就算他真有一个姓葛的叔叔心臟病发要死了,也应该是红星厂工会主席拍电报,退一万步,李长江和赵刚因为器重他,亲自拍电报,也就到顶了。
不可能有陈向阳和欧阳振华的落款。
看来,“葛叔叔心臟病重”是隱语,不方便在电报里用明文,卫建中又不是隱蔽战线的,没有其他联络方式,所以只能用这种办法。
卫建中放下电报:“一鸣,给我定最近的一班火车票,是火车票就行,哪怕站票。我要立刻回庆安。”说著站起身,抓起椅背上的外套:“家豪,这里交给你了,按计划行事,隨时联络。”
霍家豪道:“放心。你去照顾叔叔。这边有我。”
卫建中点点头,大步流星走出门去。
24小时后。
列车喷著粗气,钢製曲轴和连杆缓缓停止摆动,巨大的红色车轮慢慢停下,滑停在合州火车站的站台。
车还没停稳,卫建中就透过车窗看到了站台上停靠的一辆北京牌212吉普车。
军绿色车身掛白牌,车旁站著三个人。
——
中间那个穿著中山装的他认识,正是省国防工办主任陈向阳。
旁边两个穿著四个袋的军官服,腰杆挺得像標枪。
卫建中提著帆布包跳下车。
陈向阳略一寒暄,就点头道:“小卫,先上车。”
卫建中坐上了副驾驶。
吉普车从特別通道离开了车站。
车速很快。“陈主任,到底怎么回事?这么大阵仗。”卫建中问。
陈向阳点了根烟,深吸了一口,烟雾遮住了他的脸:“一言难尽。道合州重工你就知道了。”
陈向阳的声音有点哑,带著疲惫,跟几天没睡好觉似的。
“欧阳老也在?”
“都在。就等你了。红星厂机械厂的老李和老赵,今天早上出的庆安,现在应该也已经到了。”

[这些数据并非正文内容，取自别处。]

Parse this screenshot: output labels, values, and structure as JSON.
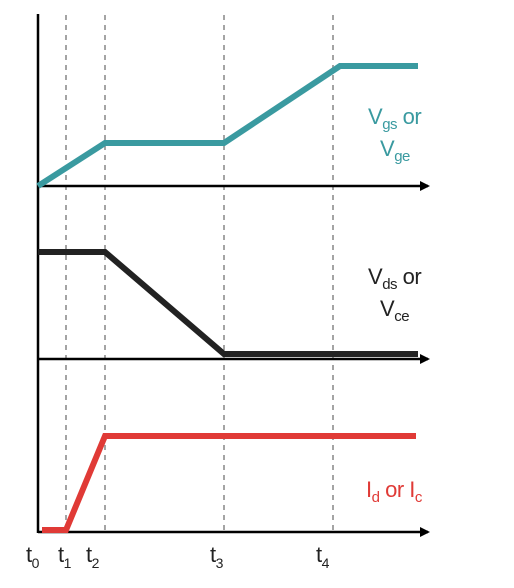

卫建中没问到底什么事,但能让省国防工办的陈向阳主任亲自来接车?
事肯定小不了。
吉普车一路向西,开出了市区,直接驶入了合州重工的厂区。
大门口荷枪实弹的卫兵看到车牌,敬礼放行。
车在行政楼前一个急剎。
陈向阳推门下车:“跟我来。”
三楼的大会议室,门虚掩著,陈向阳推开门,屋里烟雾繚绕,呛得人睁不开眼。
长条形的会议桌边,已经坐了不少人。
卫建中走进会议室,所有的目光瞬间集中在他身上。
屋里的人,他基本都认识,除了坐在首位的那个五十多岁的长者,此人头髮花白,眼神锐利。
老者左边是是欧阳振华院士,右边是王安平院士。
末座是红星厂的李长江和赵刚。
“报告!我接到小卫了。”陈向阳喊了一嗓子。
那老者微笑著朝卫建中点点头,指著一个座位,“坐吧。”
卫建中走过去坐下,把帆布包放在脚边。
李长江看到卫建中,嘴唇动了动,但最后什么也没说。
老者道:“做个自我介绍,我是一机部的电工局局长,齐志学。”
卫建中对中国工业发展史很熟悉。
一机部即“第一机械工业部”,不像二机部基本只管核武器,五机部基本聚焦兵器工业,一机部管的最宽,是我国最庞大、最综合的机械工业部。
电工局即电器工业局,隶属一机部,统管全国发电、输变电设备、电工电机的规划、
生產和工厂建设等等。
齐局长的这句自我介绍,等於告诉卫建中,至少在跟“电”有关的领域,他能调动全国行业资源、决定技术路线、影响无数企业。
工业领域里不折不扣的一方诸侯。
卫建中站起身略一鞠躬:“齐局长好。”
齐志学掐灭了手里的菸头,菸灰缸里已经堆成了小山。
“小卫啊,这一路辛苦你了。”他的声音稳重低沉,“你的事跡,陈向阳同志早之前,那个,你搞超级砖的时候,就跟我匯报过。欧阳院士更是把你夸成了朵花。说你是咱们工业口几十年一遇的奇才,帮合重工解决了7945工程的大难题。”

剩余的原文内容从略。